In 2010, West Virginia received $126.3 million in federal "stimulus" money, as President Barack Obama attempted to buy a little time and goodwill instead of finding real economic solutions. The federal government threw so much money at states two years ago that some are finding it difficult to spend it all.
Instead of providing a hand up to struggling state economies, all that taxpayer money appears to have spurred little more than bureaucratic confusion and lethargy. One recent example is that of the West Virginia State Police, for whom the state spent $1.7 million in federal stimulus money to buy 77 expensive, high-speed Internet routers. Today, only one is fully functional.
Components needed to make the routers work with the agency's other systems could cost $270,000. State Police notified West Virginia's Office of Technology of the problem a year ago, and, in the meantime, the state has lost two years of free maintenance that were part of the five-year service warranty that came with the routers.

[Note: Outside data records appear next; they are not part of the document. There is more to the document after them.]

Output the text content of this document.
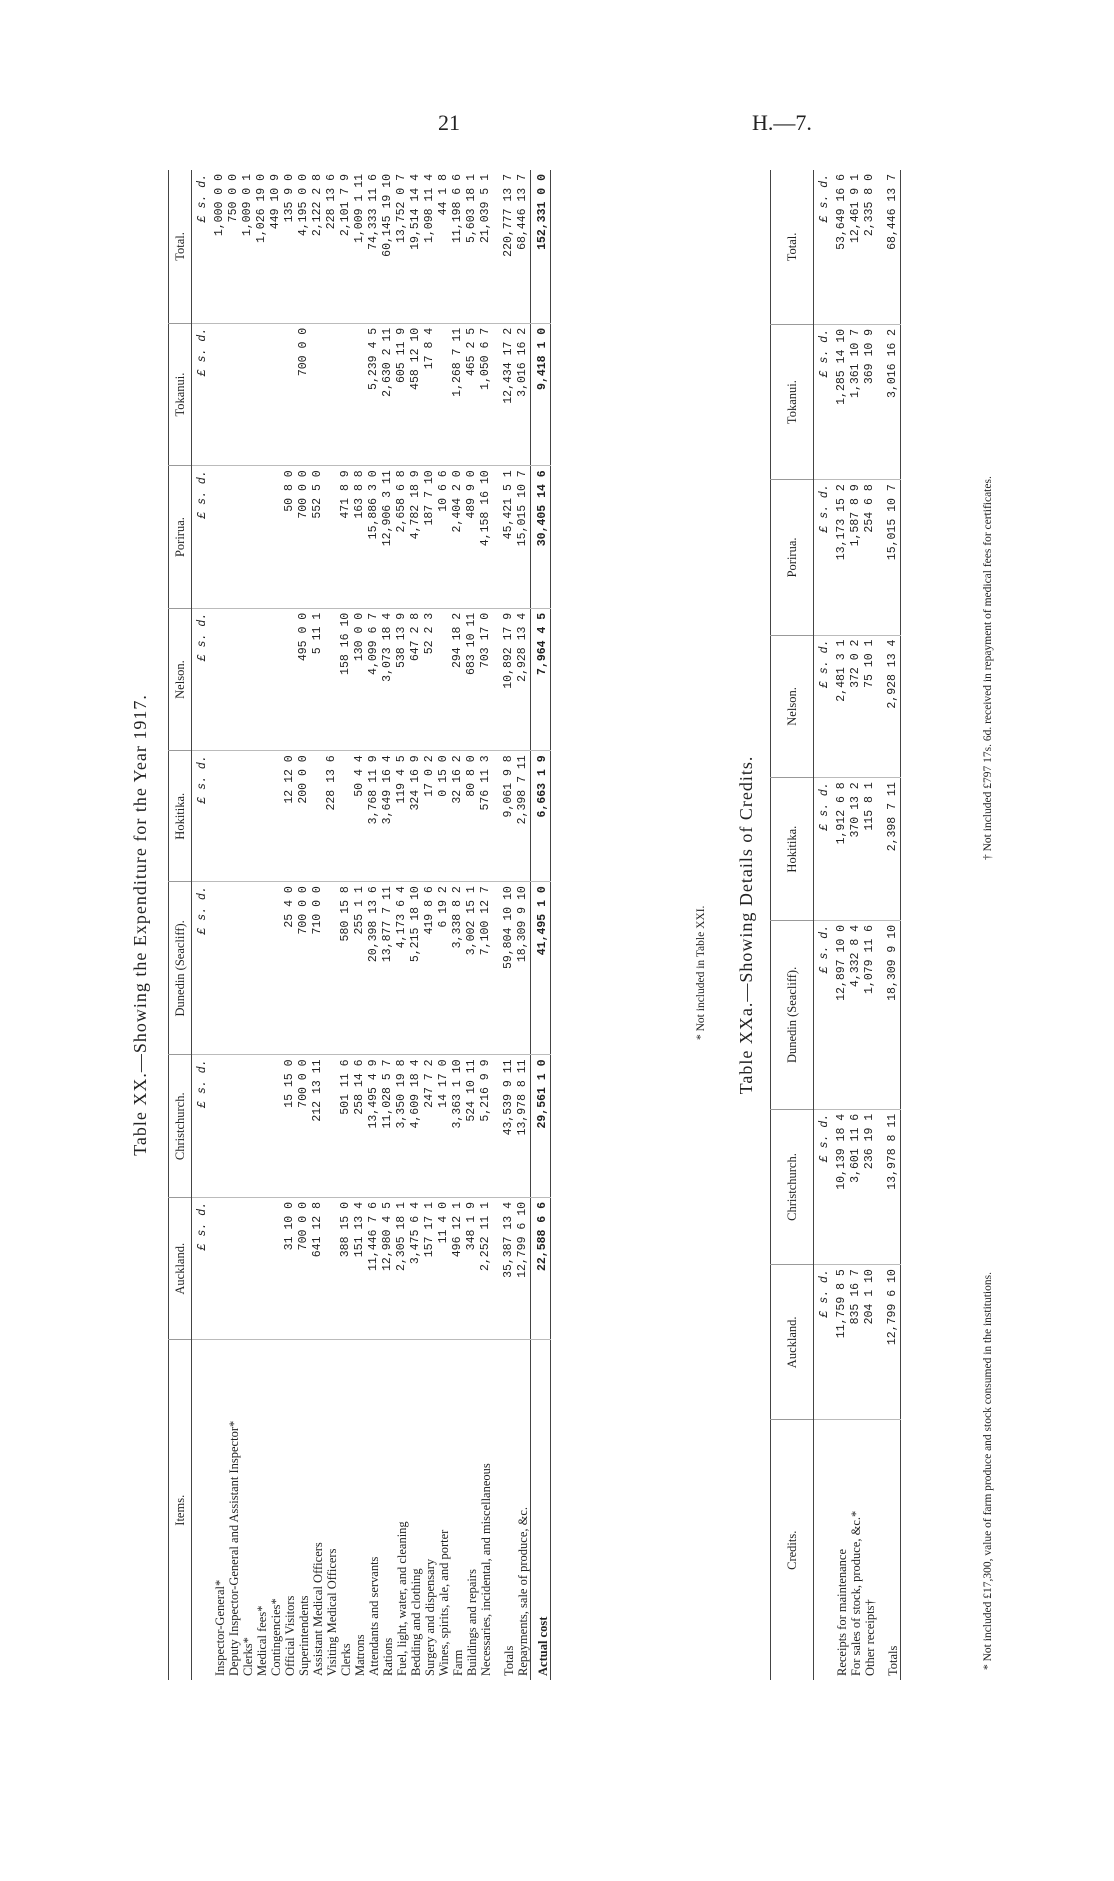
21	H.—7.
Table XX.—Showing the Expenditure for the Year 1917.
Items.	Auckland.	Christchurch.	Dunedin (Seacliff).	Hokitika.	Nelson.	Porirua.	Tokanui.	Total.
	£ s. d.	£ s. d.	£ s. d.	£ s. d.	£ s. d.	£ s. d.	£ s. d.	£ s. d.
Inspector-General*								1,000 0 0
Deputy Inspector-General and Assistant Inspector*								750 0 0
Clerks*								1,009 0 1
Medical fees*								1,026 19 0
Contingencies*								449 10 9
Official Visitors	31 10 0	15 15 0	25 4 0	12 12 0		50 8 0		135 9 0
Superintendents	700 0 0	700 0 0	700 0 0	200 0 0	495 0 0	700 0 0	700 0 0	4,195 0 0
Assistant Medical Officers	641 12 8	212 13 11	710 0 0		5 11 1	552 5 0		2,122 2 8
Visiting Medical Officers				228 13 6				228 13 6
Clerks	388 15 0	501 11 6	580 15 8		158 16 10	471 8 9		2,101 7 9
Matrons	151 13 4	258 14 6	255 1 1	50 4 4	130 0 0	163 8 8		1,009 1 11
Attendants and servants	11,446 7 6	13,495 4 9	20,398 13 6	3,768 11 9	4,099 6 7	15,886 3 0	5,239 4 5	74,333 11 6
Rations	12,980 4 5	11,028 5 7	13,877 7 11	3,649 16 4	3,073 18 4	12,906 3 11	2,630 2 11	60,145 19 10
Fuel, light, water, and cleaning	2,305 18 1	3,350 19 8	4,173 6 4	119 4 5	538 13 9	2,658 6 8	605 11 9	13,752 0 7
Bedding and clothing	3,475 6 4	4,609 18 4	5,215 18 10	324 16 9	647 2 8	4,782 18 9	458 12 10	19,514 14 4
Surgery and dispensary	157 17 1	247 7 2	419 8 6	17 0 2	52 2 3	187 7 10	17 8 4	1,098 11 4
Wines, spirits, ale, and porter	11 4 0	14 17 0	6 19 2	0 15 0		10 6 6		44 1 8
Farm	496 12 1	3,363 1 10	3,338 8 2	32 16 2	294 18 2	2,404 2 0	1,268 7 11	11,198 6 6
Buildings and repairs	348 1 9	524 10 11	3,002 15 1	80 8 0	683 10 11	489 9 0	465 2 5	5,603 18 1
Necessaries, incidental, and miscellaneous	2,252 11 1	5,216 9 9	7,100 12 7	576 11 3	703 17 0	4,158 16 10	1,050 6 7	21,039 5 1
Totals	35,387 13 4	43,539 9 11	59,804 10 10	9,061 9 8	10,892 17 9	45,421 5 1	12,434 17 2	220,777 13 7
Repayments, sale of produce, &c.	12,799 6 10	13,978 8 11	18,309 9 10	2,398 7 11	2,928 13 4	15,015 10 7	3,016 16 2	68,446 13 7
Actual cost	22,588 6 6	29,561 1 0	41,495 1 0	6,663 1 9	7,964 4 5	30,405 14 6	9,418 1 0	152,331 0 0
* Not included in Table XXI. Table XXa.—Showing Details of Credits.
Credits.	Auckland.	Christchurch.	Dunedin (Seacliff).	Hokitika.	Nelson.	Porirua.	Tokanui.	Total.
	£ s. d.	£ s. d.	£ s. d.	£ s. d.	£ s. d.	£ s. d.	£ s. d.	£ s. d.
Receipts for maintenance	11,759 8 5	10,139 18 4	12,897 10 0	1,912 6 8	2,481 3 1	13,173 15 2	1,285 14 10	53,649 16 6
For sales of stock, produce, &c.*	835 16 7	3,601 11 6	4,332 8 4	370 13 2	372 0 2	1,587 8 9	1,361 10 7	12,461 9 1
Other receipts†	204 1 10	236 19 1	1,079 11 6	115 8 1	75 10 1	254 6 8	369 10 9	2,335 8 0
Totals	12,799 6 10	13,978 8 11	18,309 9 10	2,398 7 11	2,928 13 4	15,015 10 7	3,016 16 2	68,446 13 7
* Not included £17,300, value of farm produce and stock consumed in the institutions.
† Not included £797 17s. 6d. received in repayment of medical fees for certificates.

A spokeswoman for the state Office of Technology simply says officials are still looking at possible solutions. Apparently, they have got more pressing matters to consider, such as trying to figure out how to spend the remaining $9 million in "stimulus" before Feb. 13. Three weeks into the next presidential term, any unspent money must be returned to the federal government.
Of course, the U.S. Commerce Department Inspector General's office is now reviewing West Virginia's use of the tens of millions of dollars the federal government tossed its way two years ago with appallingly little planning or guidance.
Though poll after poll shows West Virginians were not fooled by Obama's vote-buying attempt, that is no reason we should not be putting those dollars to better use than nearly $2 million worth of non-functioning equipment. Administrators of the grants must find a sense of urgency in trying to do some good for the state's residents before time runs out.